FOSSMeet is the annual event on Free and Open source software, conducted at National Institute of Technology, Calicut. Started in 2005 as FLOSS(Free/Libre Open Source Software) Meet with a vision to create a culture of innovation, evolution and open standards, the meet intends to support the FOSS community, open education system and dissemination of FOSS ideology.
FOSSCell, NIT Calicut along with Tathva '15 teamed up with Mozilla Firefox,
one of the largest open-source communities in the world to conduct
the Day of Code.
A 24-hour FxOS hackathon was conducted on September 19th, 2015 to mark the Software Freedom Day.
The quality apps produced at the end of the hackathon is an outstanding example of
how collaboration can lead to world-class open source products.
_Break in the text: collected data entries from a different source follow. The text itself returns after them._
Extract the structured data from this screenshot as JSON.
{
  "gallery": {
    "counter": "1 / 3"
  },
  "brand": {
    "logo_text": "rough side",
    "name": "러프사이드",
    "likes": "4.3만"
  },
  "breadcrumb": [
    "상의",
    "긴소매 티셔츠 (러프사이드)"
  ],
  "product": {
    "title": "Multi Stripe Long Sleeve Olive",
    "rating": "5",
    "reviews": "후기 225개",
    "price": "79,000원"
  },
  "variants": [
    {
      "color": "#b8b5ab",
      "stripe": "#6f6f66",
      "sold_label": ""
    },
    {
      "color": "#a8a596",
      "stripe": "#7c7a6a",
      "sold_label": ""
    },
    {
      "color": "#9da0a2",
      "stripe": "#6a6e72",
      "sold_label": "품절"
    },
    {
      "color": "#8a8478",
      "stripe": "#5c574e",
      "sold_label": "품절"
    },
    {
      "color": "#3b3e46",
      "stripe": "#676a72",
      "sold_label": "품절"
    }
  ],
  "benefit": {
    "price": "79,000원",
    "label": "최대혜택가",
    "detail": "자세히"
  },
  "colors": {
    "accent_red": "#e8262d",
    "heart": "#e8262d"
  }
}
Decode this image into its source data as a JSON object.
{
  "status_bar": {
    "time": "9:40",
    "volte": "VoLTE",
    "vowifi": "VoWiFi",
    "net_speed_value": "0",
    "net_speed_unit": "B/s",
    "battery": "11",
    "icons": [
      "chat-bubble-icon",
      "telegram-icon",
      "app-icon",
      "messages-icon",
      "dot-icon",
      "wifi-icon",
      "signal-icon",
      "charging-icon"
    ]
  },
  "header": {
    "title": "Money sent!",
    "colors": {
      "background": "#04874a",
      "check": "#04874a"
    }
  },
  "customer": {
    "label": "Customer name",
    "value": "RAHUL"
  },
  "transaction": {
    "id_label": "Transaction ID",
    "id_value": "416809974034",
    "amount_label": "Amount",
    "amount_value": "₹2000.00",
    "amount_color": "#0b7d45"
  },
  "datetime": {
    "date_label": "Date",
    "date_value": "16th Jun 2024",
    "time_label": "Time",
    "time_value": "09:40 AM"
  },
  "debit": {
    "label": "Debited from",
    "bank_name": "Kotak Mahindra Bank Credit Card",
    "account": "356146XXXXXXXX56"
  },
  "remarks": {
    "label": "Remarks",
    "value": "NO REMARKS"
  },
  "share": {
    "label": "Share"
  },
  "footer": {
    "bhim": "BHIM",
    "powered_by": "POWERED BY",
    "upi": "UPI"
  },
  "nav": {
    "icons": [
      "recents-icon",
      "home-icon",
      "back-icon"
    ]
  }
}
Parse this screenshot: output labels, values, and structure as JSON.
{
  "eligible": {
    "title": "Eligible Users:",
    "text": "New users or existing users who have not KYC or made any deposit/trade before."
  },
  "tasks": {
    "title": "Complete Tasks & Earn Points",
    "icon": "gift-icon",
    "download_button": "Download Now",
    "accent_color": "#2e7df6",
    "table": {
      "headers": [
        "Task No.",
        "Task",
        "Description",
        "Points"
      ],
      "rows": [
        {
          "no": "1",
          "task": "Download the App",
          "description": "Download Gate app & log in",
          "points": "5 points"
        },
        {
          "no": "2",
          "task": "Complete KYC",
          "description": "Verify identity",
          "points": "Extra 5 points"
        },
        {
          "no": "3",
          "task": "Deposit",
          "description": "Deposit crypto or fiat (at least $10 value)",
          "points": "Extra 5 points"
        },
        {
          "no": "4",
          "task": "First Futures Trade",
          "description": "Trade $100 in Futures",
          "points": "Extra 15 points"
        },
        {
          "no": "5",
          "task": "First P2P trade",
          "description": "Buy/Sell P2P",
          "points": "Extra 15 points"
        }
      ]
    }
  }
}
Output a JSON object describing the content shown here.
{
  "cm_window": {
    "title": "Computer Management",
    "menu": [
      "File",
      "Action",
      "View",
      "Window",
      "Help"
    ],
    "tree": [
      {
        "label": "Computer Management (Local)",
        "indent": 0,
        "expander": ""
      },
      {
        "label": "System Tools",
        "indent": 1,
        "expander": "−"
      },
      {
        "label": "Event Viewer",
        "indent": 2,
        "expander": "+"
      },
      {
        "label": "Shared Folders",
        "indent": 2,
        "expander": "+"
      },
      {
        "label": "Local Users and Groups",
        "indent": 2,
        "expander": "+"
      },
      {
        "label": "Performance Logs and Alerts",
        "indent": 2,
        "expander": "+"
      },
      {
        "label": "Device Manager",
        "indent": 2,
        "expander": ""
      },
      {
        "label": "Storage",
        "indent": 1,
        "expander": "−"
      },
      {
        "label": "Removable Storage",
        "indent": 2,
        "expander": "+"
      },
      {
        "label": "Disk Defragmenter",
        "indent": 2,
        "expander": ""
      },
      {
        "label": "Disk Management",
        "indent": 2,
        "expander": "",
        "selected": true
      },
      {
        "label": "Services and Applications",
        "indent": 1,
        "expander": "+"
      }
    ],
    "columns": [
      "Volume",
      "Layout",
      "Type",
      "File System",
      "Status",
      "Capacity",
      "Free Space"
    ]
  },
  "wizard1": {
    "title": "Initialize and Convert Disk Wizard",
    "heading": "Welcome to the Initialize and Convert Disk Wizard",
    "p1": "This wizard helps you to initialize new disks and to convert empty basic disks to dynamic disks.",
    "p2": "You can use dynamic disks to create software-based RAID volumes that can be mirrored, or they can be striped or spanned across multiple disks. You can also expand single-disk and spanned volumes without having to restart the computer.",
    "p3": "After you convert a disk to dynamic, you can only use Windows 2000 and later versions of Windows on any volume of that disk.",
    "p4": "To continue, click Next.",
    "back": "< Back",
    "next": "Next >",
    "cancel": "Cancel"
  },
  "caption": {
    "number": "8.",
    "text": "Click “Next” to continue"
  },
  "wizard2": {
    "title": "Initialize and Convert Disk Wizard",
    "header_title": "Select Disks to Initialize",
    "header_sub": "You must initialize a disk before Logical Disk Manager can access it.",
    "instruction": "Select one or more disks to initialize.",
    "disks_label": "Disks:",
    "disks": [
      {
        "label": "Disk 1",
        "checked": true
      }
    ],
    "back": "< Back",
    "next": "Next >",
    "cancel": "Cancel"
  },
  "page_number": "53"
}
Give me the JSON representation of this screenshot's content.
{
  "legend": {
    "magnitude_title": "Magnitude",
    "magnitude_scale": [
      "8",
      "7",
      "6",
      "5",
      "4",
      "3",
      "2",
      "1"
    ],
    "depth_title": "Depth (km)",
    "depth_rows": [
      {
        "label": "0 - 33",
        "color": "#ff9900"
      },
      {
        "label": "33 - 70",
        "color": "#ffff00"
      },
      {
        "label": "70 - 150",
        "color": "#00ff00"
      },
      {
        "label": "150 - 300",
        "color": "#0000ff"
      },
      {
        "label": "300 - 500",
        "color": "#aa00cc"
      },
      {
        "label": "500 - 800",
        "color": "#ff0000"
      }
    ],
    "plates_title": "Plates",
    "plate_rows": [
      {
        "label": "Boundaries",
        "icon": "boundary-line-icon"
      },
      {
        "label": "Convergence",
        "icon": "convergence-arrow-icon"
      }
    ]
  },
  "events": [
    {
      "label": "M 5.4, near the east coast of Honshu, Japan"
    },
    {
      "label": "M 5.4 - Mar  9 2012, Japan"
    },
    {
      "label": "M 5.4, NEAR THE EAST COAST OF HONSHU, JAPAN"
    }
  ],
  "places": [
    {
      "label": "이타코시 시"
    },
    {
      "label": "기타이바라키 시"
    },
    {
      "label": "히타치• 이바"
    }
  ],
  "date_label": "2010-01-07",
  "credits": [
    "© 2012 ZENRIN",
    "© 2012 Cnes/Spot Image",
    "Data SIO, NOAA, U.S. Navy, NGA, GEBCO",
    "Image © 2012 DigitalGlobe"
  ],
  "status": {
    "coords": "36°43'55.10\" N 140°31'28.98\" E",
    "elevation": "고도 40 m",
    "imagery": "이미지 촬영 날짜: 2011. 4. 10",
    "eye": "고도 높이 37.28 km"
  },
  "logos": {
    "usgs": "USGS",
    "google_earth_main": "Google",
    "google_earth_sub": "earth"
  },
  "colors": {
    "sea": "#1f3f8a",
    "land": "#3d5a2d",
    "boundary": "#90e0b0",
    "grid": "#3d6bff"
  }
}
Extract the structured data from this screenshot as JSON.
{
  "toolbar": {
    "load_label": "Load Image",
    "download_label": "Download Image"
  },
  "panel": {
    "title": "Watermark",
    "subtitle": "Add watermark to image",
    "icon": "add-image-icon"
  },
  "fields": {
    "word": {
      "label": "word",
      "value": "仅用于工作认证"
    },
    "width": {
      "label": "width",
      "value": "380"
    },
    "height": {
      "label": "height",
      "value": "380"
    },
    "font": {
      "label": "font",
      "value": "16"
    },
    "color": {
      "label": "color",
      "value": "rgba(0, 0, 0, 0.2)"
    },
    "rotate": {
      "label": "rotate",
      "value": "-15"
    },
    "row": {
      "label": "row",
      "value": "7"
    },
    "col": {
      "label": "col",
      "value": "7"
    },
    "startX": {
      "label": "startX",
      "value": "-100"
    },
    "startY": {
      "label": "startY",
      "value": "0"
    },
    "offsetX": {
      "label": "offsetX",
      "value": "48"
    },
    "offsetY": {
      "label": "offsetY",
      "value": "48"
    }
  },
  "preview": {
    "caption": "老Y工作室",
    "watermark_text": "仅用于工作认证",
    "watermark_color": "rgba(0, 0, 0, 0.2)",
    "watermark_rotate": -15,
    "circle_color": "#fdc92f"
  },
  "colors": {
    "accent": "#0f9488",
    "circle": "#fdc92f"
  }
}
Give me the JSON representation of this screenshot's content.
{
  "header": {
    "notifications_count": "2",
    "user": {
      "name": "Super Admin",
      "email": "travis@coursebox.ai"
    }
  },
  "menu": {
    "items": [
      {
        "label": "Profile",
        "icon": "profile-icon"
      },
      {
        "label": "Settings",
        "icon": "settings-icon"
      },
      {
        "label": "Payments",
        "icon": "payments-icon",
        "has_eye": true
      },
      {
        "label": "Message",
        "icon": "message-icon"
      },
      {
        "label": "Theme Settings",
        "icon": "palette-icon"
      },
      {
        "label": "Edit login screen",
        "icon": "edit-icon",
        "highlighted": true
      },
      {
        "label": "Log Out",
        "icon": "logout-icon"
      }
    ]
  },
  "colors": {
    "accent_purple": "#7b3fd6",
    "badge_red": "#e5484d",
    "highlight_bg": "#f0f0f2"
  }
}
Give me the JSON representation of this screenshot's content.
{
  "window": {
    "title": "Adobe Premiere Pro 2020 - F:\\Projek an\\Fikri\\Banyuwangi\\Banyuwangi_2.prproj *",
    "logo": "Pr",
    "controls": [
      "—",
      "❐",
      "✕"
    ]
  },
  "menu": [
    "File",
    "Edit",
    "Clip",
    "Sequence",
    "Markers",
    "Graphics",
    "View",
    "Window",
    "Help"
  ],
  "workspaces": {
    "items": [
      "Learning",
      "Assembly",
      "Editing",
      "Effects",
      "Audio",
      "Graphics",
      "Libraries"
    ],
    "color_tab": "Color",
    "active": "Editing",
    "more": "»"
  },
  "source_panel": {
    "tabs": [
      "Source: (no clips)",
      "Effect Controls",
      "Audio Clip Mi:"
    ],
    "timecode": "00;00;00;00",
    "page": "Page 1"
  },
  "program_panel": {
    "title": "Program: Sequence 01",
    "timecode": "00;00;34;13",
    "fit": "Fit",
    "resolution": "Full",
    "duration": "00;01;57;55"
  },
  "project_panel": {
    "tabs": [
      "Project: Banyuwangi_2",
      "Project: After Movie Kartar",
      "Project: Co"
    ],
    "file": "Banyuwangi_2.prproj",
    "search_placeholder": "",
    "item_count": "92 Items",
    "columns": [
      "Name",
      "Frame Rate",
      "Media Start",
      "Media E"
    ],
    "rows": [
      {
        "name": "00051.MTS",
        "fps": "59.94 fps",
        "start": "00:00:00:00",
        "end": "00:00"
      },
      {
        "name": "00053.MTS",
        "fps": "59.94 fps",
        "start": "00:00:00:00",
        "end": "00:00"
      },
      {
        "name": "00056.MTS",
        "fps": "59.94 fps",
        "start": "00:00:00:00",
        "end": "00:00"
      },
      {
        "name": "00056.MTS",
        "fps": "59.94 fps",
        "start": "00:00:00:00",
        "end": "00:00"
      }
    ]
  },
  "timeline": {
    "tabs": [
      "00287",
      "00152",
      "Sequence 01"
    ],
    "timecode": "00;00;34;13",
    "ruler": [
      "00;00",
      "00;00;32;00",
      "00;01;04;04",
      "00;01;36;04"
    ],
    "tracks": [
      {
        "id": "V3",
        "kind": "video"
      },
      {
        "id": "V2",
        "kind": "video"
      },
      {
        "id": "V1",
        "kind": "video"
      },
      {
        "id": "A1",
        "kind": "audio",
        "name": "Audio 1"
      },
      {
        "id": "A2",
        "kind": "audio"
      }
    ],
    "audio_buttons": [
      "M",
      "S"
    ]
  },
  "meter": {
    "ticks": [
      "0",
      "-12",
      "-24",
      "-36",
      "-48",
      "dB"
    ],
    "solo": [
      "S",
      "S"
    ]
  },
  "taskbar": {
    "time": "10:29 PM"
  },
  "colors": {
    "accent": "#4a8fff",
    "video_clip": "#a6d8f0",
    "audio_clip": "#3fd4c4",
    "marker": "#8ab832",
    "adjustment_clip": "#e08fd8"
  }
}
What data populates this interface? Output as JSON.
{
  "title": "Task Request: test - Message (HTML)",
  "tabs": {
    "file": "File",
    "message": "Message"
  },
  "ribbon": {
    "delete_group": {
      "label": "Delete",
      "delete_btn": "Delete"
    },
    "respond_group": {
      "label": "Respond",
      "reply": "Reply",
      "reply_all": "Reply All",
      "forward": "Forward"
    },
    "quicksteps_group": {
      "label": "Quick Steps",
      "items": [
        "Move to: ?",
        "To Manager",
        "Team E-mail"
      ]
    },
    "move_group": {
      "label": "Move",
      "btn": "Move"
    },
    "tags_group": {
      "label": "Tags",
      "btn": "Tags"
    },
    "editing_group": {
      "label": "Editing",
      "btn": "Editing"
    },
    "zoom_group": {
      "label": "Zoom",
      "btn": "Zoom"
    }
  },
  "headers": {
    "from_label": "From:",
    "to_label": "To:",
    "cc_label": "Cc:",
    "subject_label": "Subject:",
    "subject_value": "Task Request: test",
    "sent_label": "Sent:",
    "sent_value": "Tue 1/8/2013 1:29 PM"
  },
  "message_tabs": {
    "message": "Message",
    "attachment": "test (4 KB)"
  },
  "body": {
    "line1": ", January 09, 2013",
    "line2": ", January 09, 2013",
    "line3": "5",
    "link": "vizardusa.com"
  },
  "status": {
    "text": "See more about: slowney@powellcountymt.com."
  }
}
The event will feature a wide range of workshops, discussions and lectures by eminent personalities. FOSSMeet will also consist of various hands-on sessions which would help in contributing to various open source projects. Upholding the philosophy of FOSS, the event has talks and workshops dealing with the current trends in FOSS and open hardware, hands-on sessions to develop skills and a place to meet like minded people.
You have absolute freedom to do whatever you want with the software. No one's locking you down from taking a look at the code, making and breaking it should you feel like. No one's stopping you from being creative with the amazing piece of software that you already have.
You can either work with software that you have no idea or assurance as to how it handles your data or you can work with software that is trusted by millions worldwide. Also, the fact that the source code is available makes it less prone to security vulnerabilities, because "given enough eyeballs, all bugs are shallow".
Should there be a serious bug, a fix to the bug will be released within a matter of days, whereas it might take months for commercial software vendors to do the same. For the simple reason that the vulnerabilities get fixed soon, there aren't many viruses that plague OSS.
Free software gets the whole community involved in working together to fix problems. Users not only report bugs, they even fix bugs and send in fixes. Free software packages do not always compete commercially, but they still compete for a good reputation, and a program which is unsatisfactory will not achieve the popularity that developers hope for.